The Russian playwright Anton Chekhov once commented that, if there is a gun hanging on the wall in the first act, it must be discharged by the third act.   It was with glee that I realized that in the first draft of Neap Tide, there was in fact a gun hanging on the wall that was never again contemplated.

Why glee?  Because I love to stumble on opportunities, even if I was the one who created it, albeit unwittingly.  This gave me the chance to add a scene later where that gun is taken down, admired, found to be fully loaded, and discharged to effect.  The information added by that scene then deepens the reader’s understanding of the townspeople who knew the gun was there but chose to not talk about it.  If I had simply taken the gun down and packed it away in a trunk in the attic, the opportunity to do that would have been lost.

My epiphany, in this case, came from an external comment I saw in a newspaper story.  It had nothing to do with the gun hanging on the wall, which is of course located in a fictional room.

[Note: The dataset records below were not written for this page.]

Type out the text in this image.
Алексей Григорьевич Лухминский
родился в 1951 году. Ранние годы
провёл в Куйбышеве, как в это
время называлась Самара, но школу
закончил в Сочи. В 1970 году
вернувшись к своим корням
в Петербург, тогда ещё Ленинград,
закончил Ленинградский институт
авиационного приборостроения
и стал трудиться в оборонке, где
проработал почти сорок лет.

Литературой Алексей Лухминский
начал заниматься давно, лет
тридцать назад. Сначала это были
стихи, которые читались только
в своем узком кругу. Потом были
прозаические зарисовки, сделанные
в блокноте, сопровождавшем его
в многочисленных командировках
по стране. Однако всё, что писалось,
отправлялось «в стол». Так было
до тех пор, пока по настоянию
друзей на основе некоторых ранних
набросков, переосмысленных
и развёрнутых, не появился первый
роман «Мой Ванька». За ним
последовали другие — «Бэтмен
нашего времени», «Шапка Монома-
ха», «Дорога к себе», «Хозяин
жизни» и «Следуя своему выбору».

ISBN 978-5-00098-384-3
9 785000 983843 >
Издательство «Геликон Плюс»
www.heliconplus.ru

Fiction is, to me, the means to make something that is real even more real, by seizing on telling details and trying to show the whole by bringing these details to life.  Having said that, I will confess that each of my stories – whether scenes in a larger work or stand-alone shorts – is a self contained story that exists within the context of the larger reality.  (That larger reality is the source of much subtext.)

The gun I discovered started out as just a slight detail, one intended to illuminate one aspect of coastal life:  the high-water mark left in the basement of a ‘mature’ building, the handiwork of a hurricane.  Later on in the story a storm – not even a major storm – resulted in tragic loss, but loss of a kind that the community understood and feared.  In my first draft these were treated as unrelated incidents.  The more  I contemplated this, the more I realized that the relationship between the two was not tangential to the story – it was a key element of the story.

‘Chekhov’s Gun’ has been described alternatively as a means of foreshadowing.  This interpretation suggests that the introduction of a seemingly innocent detail can presage more important plot or character developments, items which may suprise the unwary reader but are anticipated by those with sharper eyes.

Whether the term is understood as a writerly tactic to lead the reader onward, or as the description of an unfollowed path, may be left to Chekhov himself to answer.  I am not sure that his is a ghost I wish to summon forth.